FR167653 inhibits the production of inflammatory cytokines such as interleukin-1beta (IL-1beta) and tumor necrosis factor alpha (TNF-alpha) in human monocytes in a dose-dependent manner. We examined the effects of FR167653 on the propagation of myocardial infarction resulting from coronary occlusion-reperfusion and the time course of expression of these cytokines in myocardial tissue in rats. Myocardial infarction was induced by coronary ligation for 20 minutes followed by 2 hours of reperfusion. Although hemodynamic parameters did not differ significantly during coronary occlusion-reperfusion, the size of the infarct was significantly reduced by intravenous administration of FR167653 before occlusion (p < 0.01). mRNA levels of IL-1beta and TNF-alpha assessed by the reverse-transcriptase polymerase chain reaction method were significantly increased during coronary occlusion-reperfusion in the ischemic myocardium. Treatment with FR167653, however, significantly reduced the increased expression of these cytokines.
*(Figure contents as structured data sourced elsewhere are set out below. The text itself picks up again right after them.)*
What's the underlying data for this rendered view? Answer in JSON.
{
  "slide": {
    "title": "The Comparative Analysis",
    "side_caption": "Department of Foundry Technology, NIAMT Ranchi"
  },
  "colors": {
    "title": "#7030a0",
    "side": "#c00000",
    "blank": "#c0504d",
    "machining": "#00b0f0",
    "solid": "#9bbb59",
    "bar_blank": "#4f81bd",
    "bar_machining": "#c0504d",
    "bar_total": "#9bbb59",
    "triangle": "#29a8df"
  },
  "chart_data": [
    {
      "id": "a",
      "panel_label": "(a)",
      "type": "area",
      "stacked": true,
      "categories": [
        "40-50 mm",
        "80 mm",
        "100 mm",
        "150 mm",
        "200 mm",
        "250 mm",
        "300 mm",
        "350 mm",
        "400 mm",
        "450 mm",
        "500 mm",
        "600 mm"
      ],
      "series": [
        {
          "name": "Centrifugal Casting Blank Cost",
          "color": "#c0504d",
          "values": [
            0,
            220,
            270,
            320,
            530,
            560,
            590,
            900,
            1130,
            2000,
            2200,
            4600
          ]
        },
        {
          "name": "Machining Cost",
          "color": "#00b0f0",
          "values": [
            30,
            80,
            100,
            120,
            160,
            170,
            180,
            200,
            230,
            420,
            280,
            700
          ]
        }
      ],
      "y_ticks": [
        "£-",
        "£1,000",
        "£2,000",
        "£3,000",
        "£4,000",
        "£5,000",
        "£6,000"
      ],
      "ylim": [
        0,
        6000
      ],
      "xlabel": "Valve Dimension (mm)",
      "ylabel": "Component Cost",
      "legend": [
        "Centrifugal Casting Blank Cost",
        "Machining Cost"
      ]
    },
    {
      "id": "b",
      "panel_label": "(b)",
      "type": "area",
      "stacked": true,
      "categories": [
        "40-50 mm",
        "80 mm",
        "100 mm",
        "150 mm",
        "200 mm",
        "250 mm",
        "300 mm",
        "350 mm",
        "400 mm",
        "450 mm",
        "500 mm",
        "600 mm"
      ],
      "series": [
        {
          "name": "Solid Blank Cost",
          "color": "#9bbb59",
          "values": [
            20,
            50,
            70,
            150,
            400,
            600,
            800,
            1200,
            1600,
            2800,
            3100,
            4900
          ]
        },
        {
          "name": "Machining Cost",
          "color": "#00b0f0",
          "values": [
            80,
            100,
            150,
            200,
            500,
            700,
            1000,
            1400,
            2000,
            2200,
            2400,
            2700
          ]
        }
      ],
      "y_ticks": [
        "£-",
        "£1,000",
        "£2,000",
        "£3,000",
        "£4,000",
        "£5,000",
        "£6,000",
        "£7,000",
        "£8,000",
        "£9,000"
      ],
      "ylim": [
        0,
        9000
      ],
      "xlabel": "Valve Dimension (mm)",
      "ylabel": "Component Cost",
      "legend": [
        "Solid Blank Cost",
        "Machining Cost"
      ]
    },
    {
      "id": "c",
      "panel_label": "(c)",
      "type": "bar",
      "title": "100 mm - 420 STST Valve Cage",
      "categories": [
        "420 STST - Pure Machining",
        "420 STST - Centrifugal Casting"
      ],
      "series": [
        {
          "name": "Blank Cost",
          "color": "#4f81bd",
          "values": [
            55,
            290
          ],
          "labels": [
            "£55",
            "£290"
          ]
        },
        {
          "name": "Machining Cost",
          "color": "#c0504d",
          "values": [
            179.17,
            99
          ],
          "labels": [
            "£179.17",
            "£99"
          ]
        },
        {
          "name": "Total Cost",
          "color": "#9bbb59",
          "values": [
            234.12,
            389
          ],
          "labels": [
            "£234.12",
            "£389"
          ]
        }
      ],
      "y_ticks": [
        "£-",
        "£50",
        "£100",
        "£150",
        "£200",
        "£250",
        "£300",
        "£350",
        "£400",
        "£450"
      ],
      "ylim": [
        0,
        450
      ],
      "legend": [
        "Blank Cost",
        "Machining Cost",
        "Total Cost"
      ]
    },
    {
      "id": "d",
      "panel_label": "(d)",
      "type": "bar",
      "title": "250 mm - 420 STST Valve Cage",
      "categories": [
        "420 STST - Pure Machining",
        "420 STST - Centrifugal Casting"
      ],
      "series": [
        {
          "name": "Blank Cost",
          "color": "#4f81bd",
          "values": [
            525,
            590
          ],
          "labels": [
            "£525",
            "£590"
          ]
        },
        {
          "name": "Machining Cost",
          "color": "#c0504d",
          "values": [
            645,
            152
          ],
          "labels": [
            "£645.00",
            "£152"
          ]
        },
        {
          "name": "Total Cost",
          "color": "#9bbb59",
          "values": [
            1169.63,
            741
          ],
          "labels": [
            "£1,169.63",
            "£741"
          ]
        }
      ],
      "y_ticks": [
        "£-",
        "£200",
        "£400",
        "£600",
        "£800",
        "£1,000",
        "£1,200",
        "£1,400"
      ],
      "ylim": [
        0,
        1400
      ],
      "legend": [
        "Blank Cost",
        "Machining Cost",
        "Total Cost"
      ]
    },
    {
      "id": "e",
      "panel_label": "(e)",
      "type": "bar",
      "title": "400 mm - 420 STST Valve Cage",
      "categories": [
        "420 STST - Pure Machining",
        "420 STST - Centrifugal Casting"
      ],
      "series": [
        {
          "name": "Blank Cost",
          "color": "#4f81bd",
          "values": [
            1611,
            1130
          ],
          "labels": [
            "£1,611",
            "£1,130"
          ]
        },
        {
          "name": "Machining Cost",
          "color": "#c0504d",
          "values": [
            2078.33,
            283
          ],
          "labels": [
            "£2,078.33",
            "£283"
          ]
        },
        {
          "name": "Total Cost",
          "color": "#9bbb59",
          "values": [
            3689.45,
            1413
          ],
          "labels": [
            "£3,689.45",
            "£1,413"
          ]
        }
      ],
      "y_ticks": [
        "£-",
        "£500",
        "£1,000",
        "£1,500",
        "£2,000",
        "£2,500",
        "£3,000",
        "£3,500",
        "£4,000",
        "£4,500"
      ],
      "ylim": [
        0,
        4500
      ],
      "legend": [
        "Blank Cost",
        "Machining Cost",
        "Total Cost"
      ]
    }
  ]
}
These results indicate that the expression of inflammatory cytokines increases in the ischemic-reperfused myocardium and that the inhibition of the increased expression of cytokines by FR167653 effectively reduces myocardial ischemia-reperfusion injury.
细胞因子抑制剂FR167653可减轻大鼠心肌缺血再灌注损伤。
FR167653以剂量依赖的方式抑制人单核细胞中炎症细胞因子如白细胞介素-1 β (il -1 β)和肿瘤坏死因子α (tnf - α)的产生。我们检测了FR167653对大鼠冠状动脉闭塞-再灌注心肌梗死增殖的影响以及这些细胞因子在心肌组织中的表达时间。冠脉结扎20分钟,再灌注2小时诱导心肌梗死。尽管冠状动脉闭塞-再灌注期间血流动力学参数无显著差异,但闭塞前静脉给予FR167653可显著减小梗死面积(p < 0.01)。逆转录酶聚合酶链反应法测定的缺血心肌il -1 β和tnf - α mRNA水平在冠状动脉闭塞-再灌注过程中显著升高。然而,用FR167653治疗可显著降低这些细胞因子的表达。上述结果表明,缺血-再灌注心肌中炎性细胞因子表达增加,FR167653抑制细胞因子表达增加可有效减轻心肌缺血-再灌注损伤。
本文章由计算机程序翻译,如有差异,请以英文原文为准。